Volume 16, Number 1 Article by Rohit Seksaria and Rajiv Rangarajan March, 2004
Monetary Policy Indicators and Asset Price Bubbles :
The successful implementation of the monetary policy requires the effective use of indicators or intermediate targets. While a wide variety of indicators are used, measures of inflation such as Consumer Price Index (CPI), Wholesale Price Index (WPI) and Producer Price Index (PPI) are the most popular. However, these simple indicators break down during boom-bubble-bust cycles, as was seen in the US and Japan, both of which witnessed asset prices bubbles. Therefore, there is a need for alternate indicators that remain robust even during such unstable periods and also track asset price movements.
In this study, Rohit Seksaria and Rajiv Rangarajan build several models involving techniques such as trimming, lagging, and using a basket of indicators. One such model is based on variations in CPI, share prices, exchange rates, housing prices, and past GDP. The authors have tested this model for the US and Japan and their data analysis reveals that it serves the twin requirements of robustness, and factoring in asset prices. It also acts as a lead indicator since it uses one-year lag data.

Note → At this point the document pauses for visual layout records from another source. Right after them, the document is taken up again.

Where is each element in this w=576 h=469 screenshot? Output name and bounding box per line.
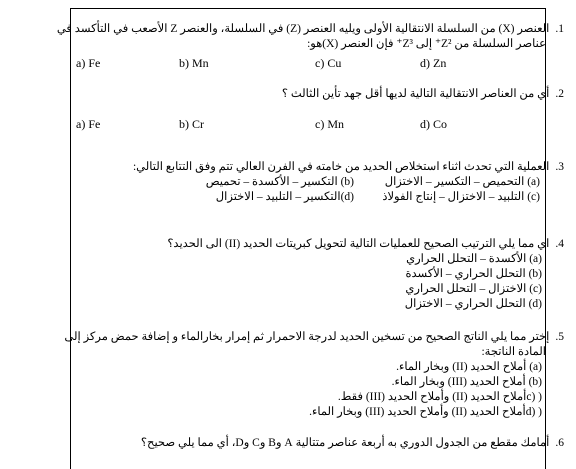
question-2-line-1: 2.أي من العناصر الانتقالية التالية لديها أقل جهد تأين الثالث ؟ [281, 88, 564, 100]
question-3 [94, 160, 564, 205]
option-d[interactable]: (d) التحلل الحراري – الاختزال [404, 298, 542, 310]
question-4-line-1: 4.اي مما يلي الترتيب الصحيح للعمليات التالية لتحويل كبريتات الحديد (II) الى الحديد؟ [167, 238, 564, 250]
option-d[interactable]: d) Zn [420, 56, 447, 70]
question-1-options [76, 56, 476, 72]
question-1-line-1: 1.العنصر (X) من السلسلة الانتقالية الأولى ويليه العنصر (Z) في السلسلة، والعنصر Z الأصعب في التأكسد في [56, 23, 564, 35]
option-b[interactable]: b) Cr [179, 117, 204, 131]
question-3-row-1 [94, 175, 564, 190]
question-1 [56, 22, 564, 52]
option-b[interactable]: (b) التحلل الحراري – الأكسدة [405, 268, 542, 280]
question-2 [94, 87, 564, 102]
option-a[interactable]: (a) الأكسدة – التحلل الحراري [406, 253, 542, 265]
question-3-line-1: 3.العملية التي تحدث اثناء استخلاص الحديد من خامته في الفرن العالي تتم وفق التتابع التالي: [132, 161, 564, 173]
question-6-line-1: 6.أمامك مقطع من الجدول الدوري به أربعة عناصر متتالية A وB وC وD، أي مما يلي صحيح؟ [140, 437, 564, 449]
option-d[interactable]: ( (dأملاح الحديد (II) وأملاح الحديد (III) وبخار الماء. [309, 406, 542, 418]
option-c[interactable]: (c) التلبيد – الاختزال – إنتاج الفولاذ [382, 191, 540, 203]
option-c[interactable]: (c) الاختزال – التحلل الحراري [405, 283, 542, 295]
option-a[interactable]: a) Fe [76, 117, 101, 131]
question-1-line-2: عناصر السلسلة من Z²⁺ إلى Z³⁺ فإن العنصر (X)هو: [307, 38, 546, 50]
option-a[interactable]: a) Fe [76, 56, 101, 70]
question-5 [64, 330, 564, 420]
question-5-line-1: 5.إختر مما يلي الناتج الصحيح من تسخين الحديد لدرجة الاحمرار ثم إمرار بخارالماء و إضافة حمض مركز إلى [64, 331, 564, 343]
option-d[interactable]: d) Co [420, 117, 447, 131]
option-c[interactable]: c) Mn [315, 117, 344, 131]
option-c[interactable]: ( (cأملاح الحديد (II) وأملاح الحديد (III) فقط. [337, 391, 542, 403]
option-b[interactable]: b) Mn [179, 56, 209, 70]
question-2-options [76, 117, 476, 133]
option-a[interactable]: (a) التحميص – التكسير – الاختزال [384, 176, 540, 188]
option-a[interactable]: (a) أملاح الحديد (II) وبخار الماء. [396, 361, 542, 373]
question-3-row-2 [94, 190, 564, 205]
option-b[interactable]: (b) التكسير – الأكسدة – تحميص [205, 176, 354, 188]
option-b[interactable]: (b) أملاح الحديد (III) وبخار الماء. [391, 376, 542, 388]
question-5-line-2: المادة الناتجة: [481, 346, 546, 358]
option-d[interactable]: (d)التكسير – التلبيد – الاختزال [215, 191, 354, 203]
option-c[interactable]: c) Cu [315, 56, 342, 70]
question-4 [94, 237, 564, 312]
question-6 [94, 436, 564, 451]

Central Banks are often accused of being reactive rather than proactive in policy formulation, but this is primarily because of the difficulty in telling a speculative bubble from a genuine one. Appropriate timing of intervention is one of the biggest challenges facing Central Bankers, especially during boom times. By the time the Central Bank decides to act, the economy may be heated up beyond control (as it happened in the US and Japan), and then the magnitude of intervention required becomes so large that the intervention hurls the economy into a recession. The asymmetric response to asset price changes leads to a moral hazard problem. By providing better forecasts, the suggested model can reduce the timing dilemma and the moral hazard problem. It can alleviate this difficulty by linking it to the monetary transmission channel. However, clear structural models linking it to the monetary channels have not been developed and further research is required to establish these structural relationships. The model would also be applicable in the Indian context but with minor modifications.